Gracienta Tiara Josephine, Herardi Ryan, Santosa Frans, Pasiak Taufiq Fredrik, Tjang Yanto Sandy
Faculty of Medicine, Universitas Pembangunan Nasional Veteran Jakarta, Indonesia.
Arch Med Sci. 2021 May 9;18(4):949-957. doi: 10.5114/aoms/135910. eCollection 2022.
The rapid transmission of coronavirus disease 2019 (COVID-19) requires a fast, accurate, and affordable detection method. Despite doubts of their diagnostic accuracy, rapid diagnostic tests (RDTs) are used worldwide due to their practicality. This systematic review aims to determine the diagnostic accuracy of antibody-based RDTs in detecting COVID-19.
A literature search was carried out on five journal databases using the PRISMA-P 2015 method. We included all studies published up to February 2021. The risk of bias was evaluated using the Joanna Briggs Institute (JBI) Critical Appraisal Checklist for Diagnostic Test Accuracy Studies. Data regarding peer-review status, study design, test kit information, immunoglobulin class, target antigen, and the number of samples were extracted and tabulated. We estimated the pooled sensitivity, specificity, positive predictive value (PPV), and negative predictive value (NPV) with a 95% confidence interval.
Thirty-three studies met the eligibility criteria. The pooled data results showed that the combined detection method of IgM or IgG had the highest sensitivity and NPV, which were 73.41% (95% CI: 72.22-74.57) and 75.34% (95% CI: 74.51-76.16), respectively. The single IgG detection method had the highest specificity and PPV of 96.68% (95% CI: 96.25-97.07) and 95.97% (95% CI: 95.47-96.42%), respectively.
Antibody-based RDTs are not satisfactory as primary diagnostic tests but have utility as a screening tool.
2019冠状病毒病(COVID-19)的快速传播需要一种快速、准确且经济实惠的检测方法。尽管对其诊断准确性存在疑虑,但快速诊断测试(RDT)因其实用性在全球范围内被广泛使用。本系统评价旨在确定基于抗体的RDT检测COVID-19的诊断准确性。

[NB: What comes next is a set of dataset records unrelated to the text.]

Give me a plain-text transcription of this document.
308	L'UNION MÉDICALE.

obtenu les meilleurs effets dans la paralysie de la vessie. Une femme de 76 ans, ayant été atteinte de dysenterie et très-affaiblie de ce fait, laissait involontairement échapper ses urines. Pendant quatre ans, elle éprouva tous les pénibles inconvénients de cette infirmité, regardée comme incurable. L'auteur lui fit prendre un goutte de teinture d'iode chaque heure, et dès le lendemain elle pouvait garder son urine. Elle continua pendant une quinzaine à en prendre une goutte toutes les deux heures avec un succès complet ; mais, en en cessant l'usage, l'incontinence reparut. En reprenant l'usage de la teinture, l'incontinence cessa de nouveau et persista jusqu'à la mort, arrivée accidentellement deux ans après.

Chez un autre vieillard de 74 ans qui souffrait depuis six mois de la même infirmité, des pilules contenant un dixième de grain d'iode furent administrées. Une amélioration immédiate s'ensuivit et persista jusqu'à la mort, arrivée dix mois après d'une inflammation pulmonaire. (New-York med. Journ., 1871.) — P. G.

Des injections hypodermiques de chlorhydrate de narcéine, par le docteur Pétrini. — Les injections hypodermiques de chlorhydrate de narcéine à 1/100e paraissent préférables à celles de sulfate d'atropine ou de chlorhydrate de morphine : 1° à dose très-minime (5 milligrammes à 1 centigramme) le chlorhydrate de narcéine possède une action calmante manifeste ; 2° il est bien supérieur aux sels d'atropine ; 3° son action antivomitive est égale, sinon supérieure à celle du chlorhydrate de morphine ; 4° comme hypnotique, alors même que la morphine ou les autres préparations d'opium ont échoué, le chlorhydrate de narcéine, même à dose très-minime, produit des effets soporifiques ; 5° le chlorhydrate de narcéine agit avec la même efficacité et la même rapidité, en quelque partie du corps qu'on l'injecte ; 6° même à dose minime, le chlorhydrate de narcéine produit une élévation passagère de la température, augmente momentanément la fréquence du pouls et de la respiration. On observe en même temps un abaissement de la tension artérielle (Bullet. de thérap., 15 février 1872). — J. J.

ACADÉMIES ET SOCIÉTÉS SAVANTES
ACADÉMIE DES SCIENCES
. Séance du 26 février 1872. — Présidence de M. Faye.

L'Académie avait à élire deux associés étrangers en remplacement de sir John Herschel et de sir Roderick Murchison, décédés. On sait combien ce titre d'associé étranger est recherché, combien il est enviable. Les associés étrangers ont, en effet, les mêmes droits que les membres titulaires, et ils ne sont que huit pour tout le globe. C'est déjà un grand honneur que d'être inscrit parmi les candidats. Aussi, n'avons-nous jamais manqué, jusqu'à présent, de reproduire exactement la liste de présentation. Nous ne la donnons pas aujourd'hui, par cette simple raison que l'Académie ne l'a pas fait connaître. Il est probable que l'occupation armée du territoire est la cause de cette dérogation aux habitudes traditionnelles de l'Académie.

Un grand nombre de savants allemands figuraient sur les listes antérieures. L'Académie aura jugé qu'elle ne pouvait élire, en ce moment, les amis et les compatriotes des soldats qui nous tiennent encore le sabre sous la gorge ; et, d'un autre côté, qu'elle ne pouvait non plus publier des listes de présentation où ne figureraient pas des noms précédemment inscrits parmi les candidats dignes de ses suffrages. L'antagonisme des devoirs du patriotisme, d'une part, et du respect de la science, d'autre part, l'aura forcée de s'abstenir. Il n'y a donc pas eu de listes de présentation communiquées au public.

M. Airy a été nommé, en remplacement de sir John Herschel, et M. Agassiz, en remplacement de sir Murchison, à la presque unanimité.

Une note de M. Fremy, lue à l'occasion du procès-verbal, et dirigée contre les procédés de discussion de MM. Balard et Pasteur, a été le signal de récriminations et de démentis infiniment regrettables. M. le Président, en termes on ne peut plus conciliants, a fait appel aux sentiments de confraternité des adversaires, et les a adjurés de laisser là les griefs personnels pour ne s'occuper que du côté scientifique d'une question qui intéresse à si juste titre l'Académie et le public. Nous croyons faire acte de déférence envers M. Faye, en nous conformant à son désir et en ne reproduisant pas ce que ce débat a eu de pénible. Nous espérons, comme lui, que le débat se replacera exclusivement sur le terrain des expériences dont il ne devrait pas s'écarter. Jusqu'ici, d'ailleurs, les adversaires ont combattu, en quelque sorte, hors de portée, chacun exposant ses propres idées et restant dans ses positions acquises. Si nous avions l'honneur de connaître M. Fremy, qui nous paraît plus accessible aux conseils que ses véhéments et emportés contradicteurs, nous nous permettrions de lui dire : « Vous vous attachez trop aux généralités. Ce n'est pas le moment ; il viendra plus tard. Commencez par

采用PRISMA-P 2015方法在五个期刊数据库中进行文献检索。纳入截至2021年2月发表的所有研究。使用乔安娜·布里格斯研究所(JBI)诊断测试准确性研究的批判性评价清单评估偏倚风险。提取并列表关于同行评审状态、研究设计、检测试剂盒信息、免疫球蛋白类别、靶抗原和样本数量的数据。我们估计了合并敏感度、特异度、阳性预测值(PPV)和阴性预测值(NPV)及其95%置信区间。
33项研究符合纳入标准。合并数据结果显示,IgM或IgG联合检测方法具有最高的敏感度和NPV,分别为73.41%(95%CI:72.22-74.57)和75.34%(95%CI:74.51-76.16)。单一IgG检测方法具有最高的特异度和PPV,分别为96.68%(95%CI:96.25-97.07)和95.97%(95%CI:95.47-96.42%)。
基于抗体的RDT作为主要诊断测试并不令人满意,但可作为一种筛查工具。